Department of Protein Phosphorylation, Cancer Research UK London Research Institute, London WC2A 3LY, UK.
Carcinogenesis. 2014 Feb;35(2):396-406. doi: 10.1093/carcin/bgt313. Epub 2013 Sep 26.
Protein kinase C iota (PKCι), a serine/threonine kinase required for cell polarity, proliferation and migration, is commonly up- or downregulated in cancer. PKCι is a human oncogene but whether this is related to its role in cell polarity and what repertoire of oncogenes acts in concert with PKCι is not known. We developed a panel of candidate oncogene expressing Madin-Darby canine kidney (MDCK) cells and demonstrated that H-Ras, ErbB2 and phosphatidylinositol 3-kinase transformation led to non-polar spheroid morphogenesis (dysplasia), whereas MDCK spheroids expressing c-Raf or v-Src were largely polarized. We show that small interfering RNA (siRNA)-targeting PKCι decreased the size of all spheroids tested and partially reversed the aberrant polarity phenotype in H-Ras and ErbB2 spheroids only. This indicates distinct requirements for PKCι and moreover that different thresholds of PKCι activity are required for these phenotypes. By manipulating PKCι function using mutant constructs, siRNA depletion or chemical inhibition, we have demonstrated that PKCι is required for polarization of parental MDCK epithelial cysts in a 3D matrix and that there is a threshold of PKCι activity above and below which, disorganized epithelial morphogenesis results. Furthermore, treatment with a novel PKCι inhibitor, CRT0066854, was able to restore polarized morphogenesis in the dysplastic H-Ras spheroids. These results show that tightly regulated PKCι is required for normal-polarized morphogenesis in mammalian cells and that H-Ras and ErbB2 cooperate with PKCι for loss of polarization and dysplasia. The identification of a PKCι inhibitor that can restore polarized morphogenesis has implications for the treatment of Ras and ErbB2 driven malignancies.

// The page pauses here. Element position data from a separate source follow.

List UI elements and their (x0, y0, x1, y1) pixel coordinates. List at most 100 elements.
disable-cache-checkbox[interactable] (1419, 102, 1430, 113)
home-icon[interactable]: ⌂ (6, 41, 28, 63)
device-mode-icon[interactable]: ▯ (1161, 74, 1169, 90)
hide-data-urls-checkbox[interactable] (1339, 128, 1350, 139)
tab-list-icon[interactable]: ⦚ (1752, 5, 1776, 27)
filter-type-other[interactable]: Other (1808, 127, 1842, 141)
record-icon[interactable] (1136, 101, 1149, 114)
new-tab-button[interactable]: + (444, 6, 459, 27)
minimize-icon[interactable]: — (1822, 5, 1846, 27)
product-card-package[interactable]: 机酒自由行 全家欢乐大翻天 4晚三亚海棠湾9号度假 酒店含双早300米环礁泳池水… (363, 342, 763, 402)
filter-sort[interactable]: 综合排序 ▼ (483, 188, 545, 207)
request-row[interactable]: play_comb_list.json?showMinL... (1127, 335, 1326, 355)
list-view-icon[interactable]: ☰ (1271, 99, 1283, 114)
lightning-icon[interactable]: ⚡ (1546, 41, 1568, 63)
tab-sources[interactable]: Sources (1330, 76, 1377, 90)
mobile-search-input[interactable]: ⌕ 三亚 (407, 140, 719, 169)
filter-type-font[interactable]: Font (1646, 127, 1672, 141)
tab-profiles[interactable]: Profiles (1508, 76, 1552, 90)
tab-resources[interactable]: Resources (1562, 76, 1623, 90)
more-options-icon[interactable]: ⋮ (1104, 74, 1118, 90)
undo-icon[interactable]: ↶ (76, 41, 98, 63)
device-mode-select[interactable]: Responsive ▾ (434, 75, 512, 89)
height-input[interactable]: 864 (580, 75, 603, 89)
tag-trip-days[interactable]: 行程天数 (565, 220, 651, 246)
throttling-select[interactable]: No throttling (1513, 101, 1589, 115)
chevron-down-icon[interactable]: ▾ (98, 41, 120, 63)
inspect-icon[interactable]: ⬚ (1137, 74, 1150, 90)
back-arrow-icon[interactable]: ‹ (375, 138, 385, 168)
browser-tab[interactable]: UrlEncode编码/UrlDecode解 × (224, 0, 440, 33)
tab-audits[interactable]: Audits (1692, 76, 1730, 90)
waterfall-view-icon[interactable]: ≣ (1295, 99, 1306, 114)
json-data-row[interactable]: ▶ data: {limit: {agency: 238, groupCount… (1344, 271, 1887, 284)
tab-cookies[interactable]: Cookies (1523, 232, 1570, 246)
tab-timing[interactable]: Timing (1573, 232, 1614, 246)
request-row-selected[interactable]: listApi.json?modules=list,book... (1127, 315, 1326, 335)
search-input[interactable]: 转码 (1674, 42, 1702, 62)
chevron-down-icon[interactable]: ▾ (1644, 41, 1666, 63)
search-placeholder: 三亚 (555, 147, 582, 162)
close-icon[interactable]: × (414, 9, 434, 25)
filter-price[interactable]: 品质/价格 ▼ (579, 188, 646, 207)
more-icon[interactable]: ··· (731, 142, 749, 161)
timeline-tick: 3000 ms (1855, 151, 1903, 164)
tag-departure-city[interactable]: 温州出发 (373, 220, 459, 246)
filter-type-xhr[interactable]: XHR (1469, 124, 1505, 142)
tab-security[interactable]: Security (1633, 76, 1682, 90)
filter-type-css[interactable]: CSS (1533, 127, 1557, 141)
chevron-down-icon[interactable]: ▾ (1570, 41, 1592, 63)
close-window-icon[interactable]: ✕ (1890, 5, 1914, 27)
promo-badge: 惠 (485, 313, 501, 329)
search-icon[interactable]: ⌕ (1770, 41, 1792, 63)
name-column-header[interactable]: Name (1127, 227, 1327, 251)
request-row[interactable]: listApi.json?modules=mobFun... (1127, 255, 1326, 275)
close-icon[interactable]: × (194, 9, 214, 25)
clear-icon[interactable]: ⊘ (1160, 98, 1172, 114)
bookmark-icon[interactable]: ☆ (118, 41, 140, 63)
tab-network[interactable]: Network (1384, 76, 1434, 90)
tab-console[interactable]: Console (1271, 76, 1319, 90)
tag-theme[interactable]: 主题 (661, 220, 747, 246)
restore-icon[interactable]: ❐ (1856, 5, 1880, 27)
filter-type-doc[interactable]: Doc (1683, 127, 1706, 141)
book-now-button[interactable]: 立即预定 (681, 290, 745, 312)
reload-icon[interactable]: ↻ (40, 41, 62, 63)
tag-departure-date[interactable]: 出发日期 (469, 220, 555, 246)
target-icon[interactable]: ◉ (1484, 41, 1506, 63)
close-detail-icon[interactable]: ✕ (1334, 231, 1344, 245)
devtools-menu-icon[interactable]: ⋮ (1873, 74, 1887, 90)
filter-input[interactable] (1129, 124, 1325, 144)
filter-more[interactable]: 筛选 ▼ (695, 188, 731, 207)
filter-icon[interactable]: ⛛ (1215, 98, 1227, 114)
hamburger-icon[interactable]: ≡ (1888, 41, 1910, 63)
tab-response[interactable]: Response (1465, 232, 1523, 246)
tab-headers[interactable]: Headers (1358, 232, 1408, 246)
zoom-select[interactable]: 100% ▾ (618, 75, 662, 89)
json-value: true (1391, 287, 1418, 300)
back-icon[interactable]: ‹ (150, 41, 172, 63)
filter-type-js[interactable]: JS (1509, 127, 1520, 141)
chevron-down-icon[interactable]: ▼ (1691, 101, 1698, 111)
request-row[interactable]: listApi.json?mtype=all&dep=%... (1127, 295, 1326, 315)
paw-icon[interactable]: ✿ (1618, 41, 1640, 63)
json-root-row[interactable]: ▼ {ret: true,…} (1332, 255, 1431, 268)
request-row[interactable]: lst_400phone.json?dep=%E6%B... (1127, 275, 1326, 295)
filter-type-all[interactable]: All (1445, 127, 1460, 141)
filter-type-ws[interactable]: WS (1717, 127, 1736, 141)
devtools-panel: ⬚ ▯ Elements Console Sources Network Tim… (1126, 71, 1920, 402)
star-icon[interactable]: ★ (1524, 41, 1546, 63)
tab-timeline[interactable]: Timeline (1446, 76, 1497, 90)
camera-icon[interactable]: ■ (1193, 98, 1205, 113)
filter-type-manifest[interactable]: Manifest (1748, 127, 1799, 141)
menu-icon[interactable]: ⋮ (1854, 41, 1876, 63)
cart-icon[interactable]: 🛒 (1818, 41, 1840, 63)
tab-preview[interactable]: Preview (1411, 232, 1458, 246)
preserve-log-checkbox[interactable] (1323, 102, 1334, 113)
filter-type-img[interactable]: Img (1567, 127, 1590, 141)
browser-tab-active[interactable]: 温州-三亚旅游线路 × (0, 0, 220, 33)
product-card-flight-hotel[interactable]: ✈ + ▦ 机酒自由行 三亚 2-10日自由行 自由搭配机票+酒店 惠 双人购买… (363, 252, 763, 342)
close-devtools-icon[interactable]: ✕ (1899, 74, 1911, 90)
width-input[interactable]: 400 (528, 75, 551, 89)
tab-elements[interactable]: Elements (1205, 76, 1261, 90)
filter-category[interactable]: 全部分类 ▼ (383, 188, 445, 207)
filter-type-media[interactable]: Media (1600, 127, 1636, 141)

蛋白激酶 C iota(PKCι)是一种丝氨酸/苏氨酸激酶,对于细胞极性、增殖和迁移是必需的,在癌症中通常上调或下调。PKCι 是人类癌基因,但这是否与其在细胞极性中的作用有关,以及哪些癌基因与 PKCι 协同作用尚不清楚。我们开发了一组表达候选癌基因的 Madin-Darby 犬肾(MDCK)细胞系,并证明 H-Ras、ErbB2 和磷酸肌醇 3-激酶转化导致非极性球体形态发生(发育不良),而表达 c-Raf 或 v-Src 的 MDCK 球体则主要是极化的。我们表明,靶向 PKCι 的小干扰 RNA(siRNA)减少了所有测试球体的大小,并仅部分逆转了 H-Ras 和 ErbB2 球体中异常极性表型。这表明 PKCι 的需求不同,而且这些表型需要不同的 PKCι 活性阈值。通过使用突变体构建、siRNA 耗竭或化学抑制来操纵 PKCι 功能,我们已经证明 PKCι 是基质中亲本 MDCK 上皮小囊极化所必需的,并且 PKCι 活性存在一个阈值,高于或低于该阈值,会导致组织形态发生紊乱。此外,用一种新型 PKCι 抑制剂 CRT0066854 处理能够恢复发育不良的 H-Ras 球体中的极化形态发生。这些结果表明,紧密调节的 PKCι 是哺乳动物细胞正常极化形态发生所必需的,H-Ras 和 ErbB2 与 PKCι 合作导致极化丧失和发育不良。鉴定出一种能够恢复极化形态发生的 PKCι 抑制剂,可能对治疗 Ras 和 ErbB2 驱动的恶性肿瘤具有重要意义。